A pequena batalha de Kursk
Travada no verão de 1943, a Batalha de Kursk foi uma grande vitória soviética sobre os nazis. A liderar o Exército Vermelho estava o marechal Georgy Zhukov, que menos de dois anos depois receberia, em Berlim, a rendição incondicional da Alemanha. Vladimir Putin, cujo pai combateu e foi gravemente ferido na Segunda Guerra Mundial, conhece bem este episódio decisivo do conflito que, na Rússia e noutras ex-repúblicas soviéticas, é conhecido como a Grande Guerra Patriótica. E é, pois, o primeiro a saber que a atual ofensiva ucraniana na província de Kursk, apesar do simbolismo de ser a primeira invasão de território russo desde 1945, não é minimamente comparável com os acontecimentos de há 81 anos, que envolveram cerca de um milhão de soldados alemães e mais de dois milhões de soldados russos. Mas…

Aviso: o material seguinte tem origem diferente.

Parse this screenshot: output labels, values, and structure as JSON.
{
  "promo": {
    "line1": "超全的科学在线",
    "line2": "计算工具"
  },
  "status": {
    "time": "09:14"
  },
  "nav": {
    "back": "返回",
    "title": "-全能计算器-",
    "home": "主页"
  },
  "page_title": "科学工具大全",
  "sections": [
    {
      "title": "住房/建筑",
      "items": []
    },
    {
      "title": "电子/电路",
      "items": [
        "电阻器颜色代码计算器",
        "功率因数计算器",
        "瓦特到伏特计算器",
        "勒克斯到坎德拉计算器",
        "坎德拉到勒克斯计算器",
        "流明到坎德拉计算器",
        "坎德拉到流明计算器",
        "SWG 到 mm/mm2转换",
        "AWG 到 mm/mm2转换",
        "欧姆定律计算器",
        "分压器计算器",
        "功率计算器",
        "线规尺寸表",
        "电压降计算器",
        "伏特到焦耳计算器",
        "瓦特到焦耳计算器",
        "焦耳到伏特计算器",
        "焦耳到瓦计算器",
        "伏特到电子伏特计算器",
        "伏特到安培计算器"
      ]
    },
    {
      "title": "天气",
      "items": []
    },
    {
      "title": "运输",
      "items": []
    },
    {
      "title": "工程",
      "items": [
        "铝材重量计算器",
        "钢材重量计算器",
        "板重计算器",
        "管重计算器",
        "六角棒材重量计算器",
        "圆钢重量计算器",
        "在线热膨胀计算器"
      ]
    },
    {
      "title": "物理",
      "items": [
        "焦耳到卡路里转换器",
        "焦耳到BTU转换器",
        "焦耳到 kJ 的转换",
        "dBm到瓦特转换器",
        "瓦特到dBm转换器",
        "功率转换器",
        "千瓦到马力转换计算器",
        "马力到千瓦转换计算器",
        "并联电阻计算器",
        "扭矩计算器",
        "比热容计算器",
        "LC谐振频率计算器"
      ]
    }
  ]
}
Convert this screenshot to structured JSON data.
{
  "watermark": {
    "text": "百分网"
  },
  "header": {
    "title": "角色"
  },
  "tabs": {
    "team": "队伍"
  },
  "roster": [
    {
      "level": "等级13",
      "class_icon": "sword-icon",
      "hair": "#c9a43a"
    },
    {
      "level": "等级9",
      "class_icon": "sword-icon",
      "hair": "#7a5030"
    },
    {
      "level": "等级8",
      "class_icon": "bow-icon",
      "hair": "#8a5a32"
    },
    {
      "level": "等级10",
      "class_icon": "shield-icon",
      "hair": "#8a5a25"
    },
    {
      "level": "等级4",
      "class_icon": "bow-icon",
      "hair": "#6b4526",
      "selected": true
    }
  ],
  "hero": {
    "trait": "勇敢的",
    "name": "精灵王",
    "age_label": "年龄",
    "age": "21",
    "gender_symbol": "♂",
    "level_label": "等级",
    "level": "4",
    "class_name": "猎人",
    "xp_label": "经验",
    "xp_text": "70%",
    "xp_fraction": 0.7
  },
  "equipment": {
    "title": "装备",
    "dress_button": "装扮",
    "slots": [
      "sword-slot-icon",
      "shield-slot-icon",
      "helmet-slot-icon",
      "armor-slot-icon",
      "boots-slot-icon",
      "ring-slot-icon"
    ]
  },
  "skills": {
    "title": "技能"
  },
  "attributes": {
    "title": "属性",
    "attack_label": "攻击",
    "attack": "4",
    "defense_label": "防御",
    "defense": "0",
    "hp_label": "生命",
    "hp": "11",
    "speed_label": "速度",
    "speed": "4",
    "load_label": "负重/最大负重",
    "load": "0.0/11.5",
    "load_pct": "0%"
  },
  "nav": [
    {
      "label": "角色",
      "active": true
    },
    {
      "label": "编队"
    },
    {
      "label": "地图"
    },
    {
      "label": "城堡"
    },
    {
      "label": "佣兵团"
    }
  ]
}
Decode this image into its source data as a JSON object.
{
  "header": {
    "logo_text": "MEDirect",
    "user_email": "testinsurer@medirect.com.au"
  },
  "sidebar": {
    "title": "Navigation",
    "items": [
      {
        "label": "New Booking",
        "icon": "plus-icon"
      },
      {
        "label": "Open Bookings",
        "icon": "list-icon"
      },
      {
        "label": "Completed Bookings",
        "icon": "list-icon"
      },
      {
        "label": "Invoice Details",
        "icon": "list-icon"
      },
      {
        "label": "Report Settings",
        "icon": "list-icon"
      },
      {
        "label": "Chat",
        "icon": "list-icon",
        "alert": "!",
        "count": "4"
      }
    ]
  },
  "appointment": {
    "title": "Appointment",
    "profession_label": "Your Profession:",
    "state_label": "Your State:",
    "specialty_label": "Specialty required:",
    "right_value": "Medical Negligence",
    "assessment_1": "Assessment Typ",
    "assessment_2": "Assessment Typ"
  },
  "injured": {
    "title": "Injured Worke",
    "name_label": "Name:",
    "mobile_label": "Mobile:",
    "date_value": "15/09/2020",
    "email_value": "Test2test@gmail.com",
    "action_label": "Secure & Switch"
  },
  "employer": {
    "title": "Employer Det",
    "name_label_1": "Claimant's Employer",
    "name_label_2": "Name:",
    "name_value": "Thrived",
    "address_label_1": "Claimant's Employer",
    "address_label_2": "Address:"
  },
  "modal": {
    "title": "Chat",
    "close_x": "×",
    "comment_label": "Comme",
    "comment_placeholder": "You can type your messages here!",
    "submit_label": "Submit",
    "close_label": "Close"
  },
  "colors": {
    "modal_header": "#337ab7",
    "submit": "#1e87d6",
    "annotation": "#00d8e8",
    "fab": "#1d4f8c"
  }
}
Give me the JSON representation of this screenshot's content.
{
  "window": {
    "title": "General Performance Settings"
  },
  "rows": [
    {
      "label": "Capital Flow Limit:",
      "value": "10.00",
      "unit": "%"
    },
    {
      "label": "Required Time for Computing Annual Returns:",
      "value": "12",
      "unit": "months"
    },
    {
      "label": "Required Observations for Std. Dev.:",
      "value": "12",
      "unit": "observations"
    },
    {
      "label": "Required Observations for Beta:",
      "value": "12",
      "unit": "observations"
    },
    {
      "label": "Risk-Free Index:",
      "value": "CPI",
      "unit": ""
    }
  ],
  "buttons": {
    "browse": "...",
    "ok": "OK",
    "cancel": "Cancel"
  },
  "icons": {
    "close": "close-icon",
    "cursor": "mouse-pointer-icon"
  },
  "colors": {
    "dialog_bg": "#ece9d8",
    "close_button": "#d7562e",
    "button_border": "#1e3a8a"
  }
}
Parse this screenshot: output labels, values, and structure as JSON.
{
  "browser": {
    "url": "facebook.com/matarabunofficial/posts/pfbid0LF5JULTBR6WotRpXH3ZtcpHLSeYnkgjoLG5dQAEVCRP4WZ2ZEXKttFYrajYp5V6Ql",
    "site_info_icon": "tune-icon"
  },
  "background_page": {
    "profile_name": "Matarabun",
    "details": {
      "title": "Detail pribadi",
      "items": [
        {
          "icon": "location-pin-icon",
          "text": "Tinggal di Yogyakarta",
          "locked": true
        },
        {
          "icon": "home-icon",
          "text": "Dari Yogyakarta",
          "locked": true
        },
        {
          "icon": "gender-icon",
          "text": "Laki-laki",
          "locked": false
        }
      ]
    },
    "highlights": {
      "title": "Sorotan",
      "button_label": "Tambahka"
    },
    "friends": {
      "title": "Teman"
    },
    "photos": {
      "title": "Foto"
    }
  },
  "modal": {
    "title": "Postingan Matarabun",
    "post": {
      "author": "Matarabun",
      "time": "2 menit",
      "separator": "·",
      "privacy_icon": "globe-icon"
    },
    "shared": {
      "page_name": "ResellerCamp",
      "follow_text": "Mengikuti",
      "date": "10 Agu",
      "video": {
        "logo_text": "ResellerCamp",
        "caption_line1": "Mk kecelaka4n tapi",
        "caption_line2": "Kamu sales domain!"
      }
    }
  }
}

Calcula-se que 15 a 20 mil militares ucranianos participam nesta operação militar no sul da Rússia, desencadeada a 6 de agosto, e que apanhou de surpresa Putin e as chefias militares em Moscovo. Mais do que os 1200km2 de território que Kiev diz ter sob controlo na Província de Kursk, abarcando 93 localidades, o impacto dessa ofensiva tem que ver com a tentativa de abalar a confiança dos russos na capacidade de Putin em manter a guerra longe.
Volodymyr Zelensky e os generais ucranianos planearam e executaram esta pequena invasão da Rússia de forma extremamente eficaz e, além de fragilizar a imagem do homem forte do Kremlin, conseguiram enviar a mensagem aos países ocidentais de que a Ucrânia não se dá por vencida, mesmo que os russos continuem a progredir no Donbass e um quinto do território ucraniano continue fora do controlo de Kiev.
Suspeita-se que mais do que avançar em direção a Kursk propriamente dita, os ucranianos procurarão agora entrincheirar-se. Com recurso a mísseis sofisticados de origem ocidental já destruíram algumas pontes, de modo a dificultar a logística russa aquando da inevitável operação de reconquista. Putin deu ordem para, até 1 de outubro, os militares ucranianos serem postos fora do país.
Aqui há a questão do tempo. Putin quer ter a certeza de que, quando as suas tropas avançarem no sul, será para vencer. Só pode ser assim. Em simultâneo, não pretende parar a ofensiva no Donbass para transferir soldados para Kursk.
Já Zelensky procura, no imediato, obrigar Moscovo a aligeirar a pressão sobre a frente militar no leste da Ucrânia, e ambiciona ter alguma moeda de troca quando chegar o momento das negociações com os russos. Discretas, secretas até, estas estariam já a decorrer há algum tempo sob mediação do Qatar, mesmo que desmentidas pelos dois beligerantes.
Há quem diga que a operação ucraniana desfez as hipótese de entendimento, e há quem acredite que, bem pelo contrário, contribui para a necessidade de negociação e põe os lados ucraniano e russo mais próximo de falar de igual para igual. Oficialmente, Kiev exige que se respeitem as suas fronteiras herdadas da era soviética, incluindo a Crimeia que a Rússia anexou em 2014. A exigência formal russa para terminar com a tal “operação especial” que lançou em 2022 é o reconhecimento por Kiev da realidade no terreno, a renúncia à intenção de aderir à NATO, a proteção das minorias russófonas e ainda o fim das sanções ocidentais.
A Rússia é o maior país do mundo. Mesmo após a desintegração da União Soviética, o território governado pelo Kremlin é superior a 17 milhões de km2. Os ucranianos, usando os seus militares mais bem treinados e equipamento entre o mais sofisticado fornecido por americanos, britânicos e países da União Europeia, conseguiram ocupar menos de 0,01% da Rússia. Provavelmente não conseguirão manter esta porção de terra russa, até porque as fragilidades da Rússia não invalidam que esta continue a ter muitos mais meios do que a Ucrânia - meios militares certamente. Mas não deixa de ser extraordinário que esta pequena batalha de Kursk se tenha tornado central no conflito entre Moscovo e Kiev e um teste ao pensamento estratégico tanto de Putin como de Zelensky.